「……身投げの代償だ。治療費は海で死にかけてた俺を助けてくれた夫婦に払ってもらった。父親のこととお前のこと全部話して、治療費は仕事して自分で払うから、医者の前で親のふりをしてくれないかって頼んだら、本当の息子みたいに接してくれるなら、喜んで親のふりをするし、治療費も払ってやるって言ってくれたから。その人達奥さんが体が弱いせいで子供ができなかったみたいでさ、俺のこと、まるで本当の息子みたいに可愛がってくれたんだ。すげぇ嬉しかったよ」
「じゃあ、雷っていうのはその人達がお前につけた名前なのか?」
「いや、それは自分を皮肉っていっただけ。だって俺、お前に嘘つきすぎじゃん? 雷って名乗れば、お前が気づくかと思ったんだよ。それなのにお前、俺が種明かしするまで全然気づかなかったな」
 lieと雷。英語の嘘とかけてたのか。
「だって、顔変わってるし」
 零次から目を逸らして、俺はぼやく。
「でもそれ、逆に言うと顔だけじゃん? 身長も声もいじってないから、気づくと思ったんだけどなー」
「うっせ。……本当はなんて名前なんだよ」
「御影幸成。幸せに成れるってかいてゆきなりだぜ? ……幸せとは程遠い環境にいた俺がこんな名前をつけられるなんて、本当にびっくりだよな。あの人達、本当に俺にはもったいないくらい良い親だよ」
 零次の新しい名前を、声に出して呟いてみる。
「幸……成……」
 確かに、良い名前だ。

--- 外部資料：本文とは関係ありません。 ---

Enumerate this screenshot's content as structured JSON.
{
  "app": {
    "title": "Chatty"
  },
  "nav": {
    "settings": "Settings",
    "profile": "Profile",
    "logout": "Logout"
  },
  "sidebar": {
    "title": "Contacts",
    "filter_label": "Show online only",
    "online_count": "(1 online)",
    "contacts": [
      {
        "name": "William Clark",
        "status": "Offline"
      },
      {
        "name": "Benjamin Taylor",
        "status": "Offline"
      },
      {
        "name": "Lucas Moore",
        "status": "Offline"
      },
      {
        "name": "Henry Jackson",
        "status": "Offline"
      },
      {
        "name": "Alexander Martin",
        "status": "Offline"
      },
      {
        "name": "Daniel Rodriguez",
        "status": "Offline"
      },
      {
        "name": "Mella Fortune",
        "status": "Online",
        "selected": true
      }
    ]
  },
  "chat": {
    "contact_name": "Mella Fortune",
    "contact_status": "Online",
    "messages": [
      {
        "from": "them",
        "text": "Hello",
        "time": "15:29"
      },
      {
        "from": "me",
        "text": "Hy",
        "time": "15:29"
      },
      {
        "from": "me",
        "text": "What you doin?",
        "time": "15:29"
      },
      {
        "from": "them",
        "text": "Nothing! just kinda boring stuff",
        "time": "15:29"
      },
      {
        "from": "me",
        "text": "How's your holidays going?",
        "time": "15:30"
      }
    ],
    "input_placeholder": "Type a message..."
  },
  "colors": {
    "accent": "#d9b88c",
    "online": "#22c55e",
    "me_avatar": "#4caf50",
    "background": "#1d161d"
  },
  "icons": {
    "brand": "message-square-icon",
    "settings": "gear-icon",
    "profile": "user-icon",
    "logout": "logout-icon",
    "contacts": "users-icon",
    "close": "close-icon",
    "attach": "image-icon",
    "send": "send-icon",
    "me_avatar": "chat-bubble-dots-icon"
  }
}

その名前を聞いただけで、いい夫婦だとわかるくらいには。
「ごめんな? ……この足をお前に見られたくなくて、ずっと会いにいこうとしなかっかったんだ。ごめん。こんなに来るのが遅くなって」
 そういうと、零次は九十度くらいの深いお辞儀をした。俺はそれを見て、慌てて声を上げた。
「やっ、やめろよ。謝んな。……そんなことがあったら、躊躇って当然だろ」
「本当にそう思ってんのか? 四年も待たせてんじゃねぇよって少しも思ってないのか?」
 零次が俺の両腕を握り締めて、鬼気迫る様子で言う。その様子はまるで、そう言われたいと訴えているかのようだった。
 いや、熱烈にそう訴えていた。
 四年も来なかった自分を裁いてくれと、零次は訴えていた。そんな零次を見てたら、俺は今までの寂しさが一気にこみあげてきた。
「思ってるよ! なんでもっと早く来てくれなかったんだってすげぇ思ってる!! 俺っ、寂しかった! ……地獄に連れ戻されたと想って、神様を恨んだ! 生きてる心地が、ずっとしてなかった!」
 こみあげてきた寂しさは、熱烈な叫びに変換された。